Higher-order categorical coherence breakdown: a geometric framework for nonlinear quantum mechanics and its applications to strongly correlated electron systems

We introduce a higher quantum mechanics whose fundamental structure arises from the breakdown of categorical coherence beyond the first order. In our formulation, standard quantum mechanics itself emerges from first-order categorical coherence breakdown, corresponding to the familiar non-commutativity of observables and described geometrically by the Uhlmann gauge connection on the purification bundle. By promoting this to a higher categorical and higher gauge framework, we show that breakdown at higher coherence levels corresponds to the emergence of higher Uhlmann curvatures-geometric obstruction classes whose state-dependent structure induces intrinsic nonlinearities in the quantum equations of motion.
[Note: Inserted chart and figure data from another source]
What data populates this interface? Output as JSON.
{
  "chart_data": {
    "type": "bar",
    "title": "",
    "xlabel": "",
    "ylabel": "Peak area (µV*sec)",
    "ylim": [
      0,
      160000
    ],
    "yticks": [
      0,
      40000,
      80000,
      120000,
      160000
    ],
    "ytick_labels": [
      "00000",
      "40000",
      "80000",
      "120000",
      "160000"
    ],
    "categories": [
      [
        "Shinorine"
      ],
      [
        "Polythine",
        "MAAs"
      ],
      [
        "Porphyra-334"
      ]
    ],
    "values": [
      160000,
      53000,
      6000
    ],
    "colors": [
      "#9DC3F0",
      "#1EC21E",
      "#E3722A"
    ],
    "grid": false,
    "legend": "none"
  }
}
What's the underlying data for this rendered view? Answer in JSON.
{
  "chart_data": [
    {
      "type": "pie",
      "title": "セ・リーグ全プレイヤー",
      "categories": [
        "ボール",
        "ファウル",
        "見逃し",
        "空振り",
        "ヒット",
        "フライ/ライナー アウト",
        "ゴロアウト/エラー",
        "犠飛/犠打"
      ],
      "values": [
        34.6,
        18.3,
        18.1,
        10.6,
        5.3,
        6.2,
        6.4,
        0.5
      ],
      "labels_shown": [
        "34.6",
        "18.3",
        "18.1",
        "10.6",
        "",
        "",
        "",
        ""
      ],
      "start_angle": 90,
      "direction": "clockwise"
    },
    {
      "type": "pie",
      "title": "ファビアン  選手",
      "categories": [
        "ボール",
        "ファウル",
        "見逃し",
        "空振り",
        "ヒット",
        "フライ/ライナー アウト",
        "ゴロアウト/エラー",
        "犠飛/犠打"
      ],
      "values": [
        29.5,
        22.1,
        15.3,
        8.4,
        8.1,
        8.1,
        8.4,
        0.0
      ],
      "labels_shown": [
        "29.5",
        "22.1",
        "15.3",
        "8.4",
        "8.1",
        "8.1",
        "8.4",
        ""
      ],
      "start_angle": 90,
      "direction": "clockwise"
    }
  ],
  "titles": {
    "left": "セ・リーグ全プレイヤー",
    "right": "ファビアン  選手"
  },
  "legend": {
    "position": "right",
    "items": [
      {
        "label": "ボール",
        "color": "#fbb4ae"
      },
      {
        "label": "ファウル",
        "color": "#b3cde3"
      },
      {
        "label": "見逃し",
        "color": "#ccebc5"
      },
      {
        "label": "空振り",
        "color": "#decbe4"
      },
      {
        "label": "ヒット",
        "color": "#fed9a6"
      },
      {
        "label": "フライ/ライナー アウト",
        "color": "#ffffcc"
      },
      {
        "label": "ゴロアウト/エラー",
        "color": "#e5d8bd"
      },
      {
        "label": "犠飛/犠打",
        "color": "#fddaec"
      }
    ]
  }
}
We provide a concrete categorical model based on a 2-category of contexts generated by projective-valued measures (PVMs) with coarse-grainings, construct the Uhlmann bundle-gerbe over the manifold of full-rank density operators, and compute its Deligne class. A rigorous transgression functor from the path 2-groupoid of contexts to the holonomy 2-group of the gerbe yields curvature-weighted Magnus/Chen expansions, from which we derive explicit nonlinear correction functionals \(\mathcal {N}_{j}[\rho ]\) for æ =2,3. These nonlinear terms are the direct quantum-mechanical analog of interaction terms in gauge field theory, but arise here from multi-way measurement incompatibilities rather than external interactions. We argue that this higher-order geometric structure provides a natural theoretical framework for regimes where standard linear quantum mechanics is insufficient-particularly in quantum chemistry, multi-electron strongly correlated systems, and nonadiabatic dynamics at conical intersections. Applications are discussed for catalytic processes, chaotic electron dynamics, and materials with strong electron correlation, where our theory predicts experimentally testable deviations from linear quantum predictions.